1 The Villain

432 35 2
                                    

" Kau harus tetap hidup Armon. Impianku ada bersamamu."

"Hiks.. Anos."

Bocah lelaki sekitaran lima belas tahun itu berlari dengan air mata yang berderai menuruni wajahnya. Ia terus berlari tak tentu arah dengan isi kepalanya yang di penuhi oleh saudara lelakinya Anos yang belum lama tadi mati di makan binatang buas di pulau ini. Pandangannya seketika mengabur tentang dunia. Kepergian Anos membuat lubang besar di hatinya dan mematahkan semangatnya yang ingin keluar hidup-hidup dari pulau ini. Ia sungguh takut sekarang. Tidak ada siapa-siapa disisinya di gelapnya hutan malam.

"Akhh..."

Tanpa di duga, bocah lelaki itu tergelincir jatuh ke bawah jurang. Ia berusaha menggapai apapun di sekitarnya dan berhasil memegang akar pohon. Namun begitu ia hendak naik tanah longsor dari atas menimpanya. Ia terpontang-panting ke bawah dan tak sengaja tangannya tertimpa batu sehingga membuatnya patah.

'Armon'

Huh? Mata bocah lelaki itu terbuka lebar. Samar-samar ia mendengar suara Anos membuatnya tersadar.

"Aku harus melakukan posisi jatuh."

Bocah lelaki itu bersiap. Satu tangannya sudah patah dan ia tidak mau sampai kedua kakinya juga patah. Hampir mendarat ia melakukan roling depan. Berkat itu ia berhasil selamat.

"Aku tidak mati" ucapnya sebelum kesadarannya mengabur.

° T H E V I L L A I N °

Pagi hari di dalam hutan belantara, Sebuah alat mesin terbang berukuran kecil bertebrangan kesana kemari di atas langit. Alat itu seolah sedang mengawasi dan mencari keberadaan setiap anak yang masih hidup.

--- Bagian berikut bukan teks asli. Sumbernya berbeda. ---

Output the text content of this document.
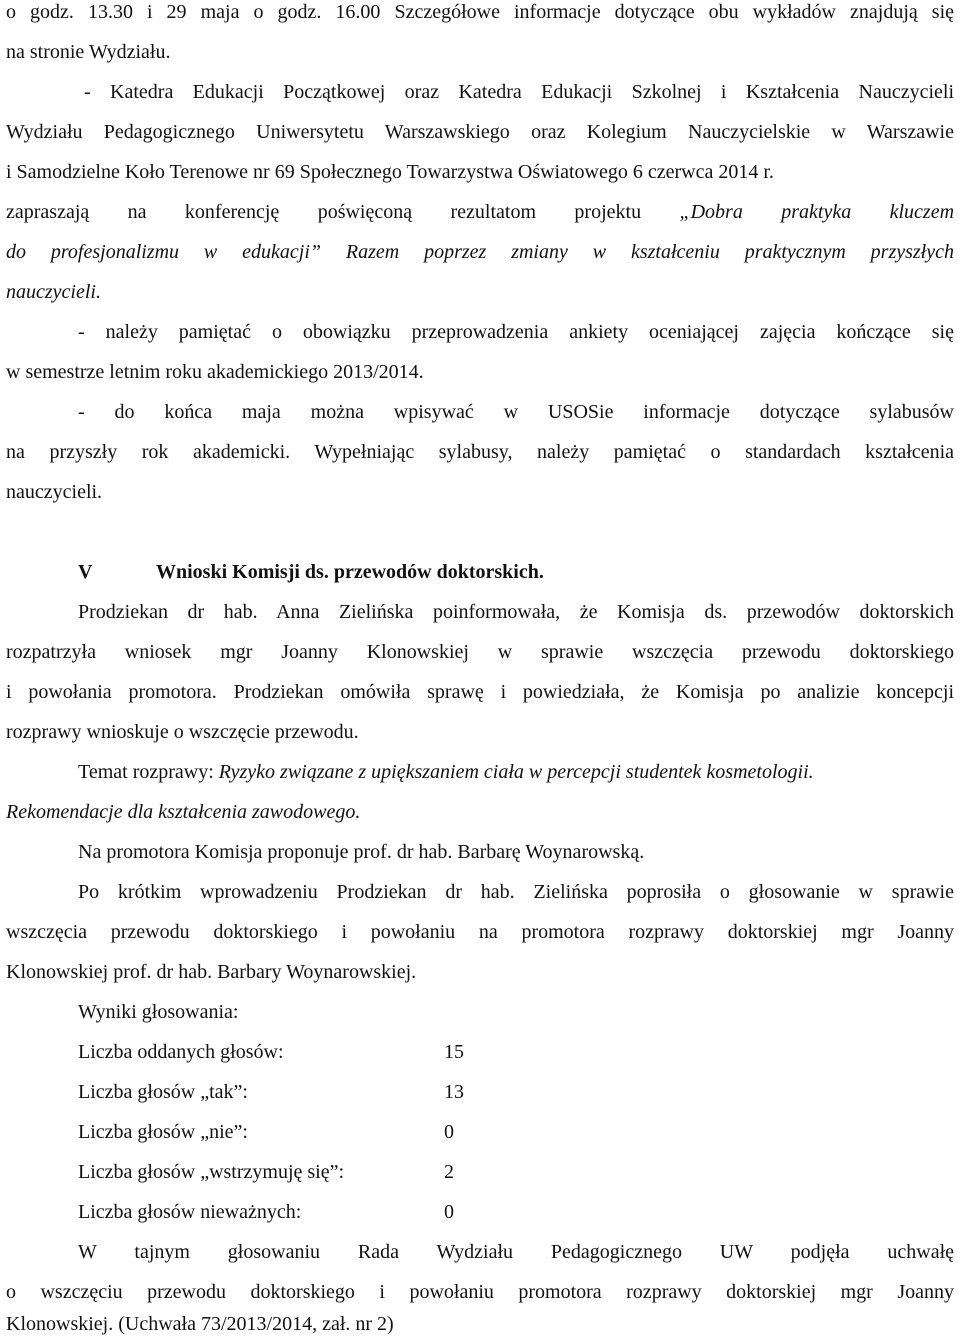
o godz. 13.30 i 29 maja o godz. 16.00 Szczegółowe informacje dotyczące obu wykładów znajdują się
na stronie Wydziału.
- Katedra Edukacji Początkowej oraz Katedra Edukacji Szkolnej i Kształcenia Nauczycieli
Wydziału Pedagogicznego Uniwersytetu Warszawskiego oraz Kolegium Nauczycielskie w Warszawie
i Samodzielne Koło Terenowe nr 69 Społecznego Towarzystwa Oświatowego 6 czerwca 2014 r.
zapraszają na konferencję poświęconą rezultatom projektu „Dobra praktyka kluczem
do profesjonalizmu w edukacji” Razem poprzez zmiany w kształceniu praktycznym przyszłych
nauczycieli.
- należy pamiętać o obowiązku przeprowadzenia ankiety oceniającej zajęcia kończące się
w semestrze letnim roku akademickiego 2013/2014.
- do końca maja można wpisywać w USOSie informacje dotyczące sylabusów
na przyszły rok akademicki. Wypełniając sylabusy, należy pamiętać o standardach kształcenia
nauczycieli.
V	Wnioski Komisji ds. przewodów doktorskich.
Prodziekan dr hab. Anna Zielińska poinformowała, że Komisja ds. przewodów doktorskich
rozpatrzyła wniosek mgr Joanny Klonowskiej w sprawie wszczęcia przewodu doktorskiego
i powołania promotora. Prodziekan omówiła sprawę i powiedziała, że Komisja po analizie koncepcji
rozprawy wnioskuje o wszczęcie przewodu.
Temat rozprawy: Ryzyko związane z upiększaniem ciała w percepcji studentek kosmetologii.
Rekomendacje dla kształcenia zawodowego.
Na promotora Komisja proponuje prof. dr hab. Barbarę Woynarowską.
Po krótkim wprowadzeniu Prodziekan dr hab. Zielińska poprosiła o głosowanie w sprawie
wszczęcia przewodu doktorskiego i powołaniu na promotora rozprawy doktorskiej mgr Joanny
Klonowskiej prof. dr hab. Barbary Woynarowskiej.
Wyniki głosowania:
Liczba oddanych głosów:	15
Liczba głosów „tak”:	13
Liczba głosów „nie”:	0
Liczba głosów „wstrzymuję się”:	2
Liczba głosów nieważnych:	0
W tajnym głosowaniu Rada Wydziału Pedagogicznego UW podjęła uchwałę
o wszczęciu przewodu doktorskiego i powołaniu promotora rozprawy doktorskiej mgr Joanny
Klonowskiej. (Uchwała 73/2013/2014, zał. nr 2)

Sementara itu di lain sisi, armon tersadar dari pingsannya di karenakan teriknya sinar matahari pagi. Bocah itu meringis berusaha bangkit. Kemudian matanya menelisik mengamati sekitar. Kosong tak ada siapa-siapa. Padahal armon berharap bahwa kejadian tadi malam cuma mimpi. Anos masih hidup dan ada bersamanya seperti biasanya.
Satu jam lebih bocah lelaki itu hanya terduduk berdiam diri hanya untuk menangisi kematian Anos. Lalu setelah mengingat kembali kata-kata sebelum kematian saudaranya itu membuat armon akhirnya bangkit dari tempatnya.

" Aku harus keluar dari tempat ini." Lirihnya mengambil batang kayu lalu dengan perlahan berjalan susah payah menggunakannya sebagai tongkat.

"Apa ada orang?"

" Siapapun bisakah kalian mendengarku?"

Di setiap langkah kecilnya, armon terus saja berteriak memanggil anak-anak lain yang sengaja di kirimkan bersamanya ke pulau ini. Armon berharap bisa bertemu seorang saja di antara mereka. Bukan untuk meminta tolong namun armon hanya menginginkan seseorang mau bersamanya. Walaupun memang ia dalam keadaan tak berdaya begini namun ia akan berusaha untuk tidak merepotkan siapapun. Armon hanya membutuhkan manusia lain bersamanya. sendirian di pulau ini membuatnya mau gila.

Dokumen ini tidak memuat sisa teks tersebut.